The parent company of T-Mobile, the fourth-largest U.S. wireless company, is considering a bid for Sprint Nextel, the carrier just north of it on the size chart, according to a British newspaper.Citing anonymous sources, The Sunday Telegraph reported Sunday that Deutsche Telekom could make the offer within the next few weeks.

T-Mobile USA referred questions to Deutsche Telekom’s media relations office, which did not respond to a request for comment by deadline for this article.

Sprint spokesperson James Fisher said his company had no comment.

Pros and Cons

Such a deal, if it were to happen, would create a large and potentially strong player to nip at the heels of market leaders AT&T and Verizon.

However, it would also present a potentially problematic integration that could cost the combined companies customers and market share, said Chris Collins, a wireless telecom analyst with the Yankee Group.
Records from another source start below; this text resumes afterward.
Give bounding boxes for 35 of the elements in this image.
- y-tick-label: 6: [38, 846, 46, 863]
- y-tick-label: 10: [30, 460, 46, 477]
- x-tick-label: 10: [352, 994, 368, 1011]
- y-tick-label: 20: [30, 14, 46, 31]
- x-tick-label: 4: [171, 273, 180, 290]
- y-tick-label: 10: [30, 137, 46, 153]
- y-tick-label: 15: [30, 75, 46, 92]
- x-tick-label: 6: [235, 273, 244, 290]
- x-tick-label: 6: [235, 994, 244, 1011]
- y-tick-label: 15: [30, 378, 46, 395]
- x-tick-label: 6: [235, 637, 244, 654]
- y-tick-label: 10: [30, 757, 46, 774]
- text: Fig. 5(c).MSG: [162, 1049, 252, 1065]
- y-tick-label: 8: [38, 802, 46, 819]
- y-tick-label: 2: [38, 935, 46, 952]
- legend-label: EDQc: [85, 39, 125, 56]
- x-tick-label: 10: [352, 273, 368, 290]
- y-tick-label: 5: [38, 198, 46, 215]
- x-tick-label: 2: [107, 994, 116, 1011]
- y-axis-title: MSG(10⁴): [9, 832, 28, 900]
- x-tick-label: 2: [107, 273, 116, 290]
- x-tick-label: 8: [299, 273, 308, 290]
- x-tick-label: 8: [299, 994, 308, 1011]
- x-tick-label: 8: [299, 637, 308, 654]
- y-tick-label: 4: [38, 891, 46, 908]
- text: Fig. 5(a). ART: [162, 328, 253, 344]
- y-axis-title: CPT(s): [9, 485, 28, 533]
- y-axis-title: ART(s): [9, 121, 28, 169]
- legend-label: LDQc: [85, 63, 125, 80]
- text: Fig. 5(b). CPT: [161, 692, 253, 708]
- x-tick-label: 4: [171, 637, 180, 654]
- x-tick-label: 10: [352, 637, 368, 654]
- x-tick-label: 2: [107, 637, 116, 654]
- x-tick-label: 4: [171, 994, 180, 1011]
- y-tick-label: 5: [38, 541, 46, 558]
“There’s a lot of reasons to think this is a bad idea,” Collins told the E-Commerce Times.

Investors didn’t seem to share the sentiment. Sprint shares were up 12 percent by mid-day Monday. Deutsche Telekom was trading slightly down.

Different Cultures

Sprint and T-Mobile run on different technologies. They are geographically disparate, and they also appeal largely to different markets, Collins said. T-Mobile is generally considered a stronger player in the consumer market, with Sprint and its Nextel push-to-talk brand stronger in the enterprise market.

In addition, Sprint is still trying to unwind some of the damage done from its merger with Nextel in 2004.

The deal caused Sprint to write off US$31 billion in related charges and had ramifications for the company’s internal structure and customer relations components that caused it to lose its way to a degree, said Jeff Kagan, an independent telecom industry analyst.

Sprint is two years into a rebuilding effort under CEO Dan Hesse, a former AT&T executive.

“The company has gone a long way,” Kagan told the E-Commerce Times. “Most customers are actually happy. They are repairing the problems. However, the company keeps losing customers, and that has to be turned around.”

Would It Help?

Whether combining the No. 3 and No. 4 wireless companies is the U.S. would accomplish that is another matter.

A merger would be a better strategy than T-Mobile swallowing Sprint whole, but even a merger would be difficult, suggested Kagan.

“Sprint is already two companies — Sprint and Nextel,” he said. “A merger with T-Mobile would turn it into three companies. It may be difficult to integrate all three pieces. Not undoable, but difficult.”

Making the Case

Risks aside, it does make some sense for the companies to combine, according to Collins.

“We’re in a much more mature industry now,” he said. “We’re forecasting next to no growth in subscriber base.”

A combined company could stand a better chance of grabbing market share from the leaders, said Collins.

The two are the most likely candidates for a combination; there aren’t any other major wireless providers the size of T-Mobile or Sprint.

“The market is really shaping up so there are two very dominant players, AT&T and Verizon, competing with one another,” Collins said. “There’s enough room for a third player, but it’s going to be hard for a third and fourth player to compete.”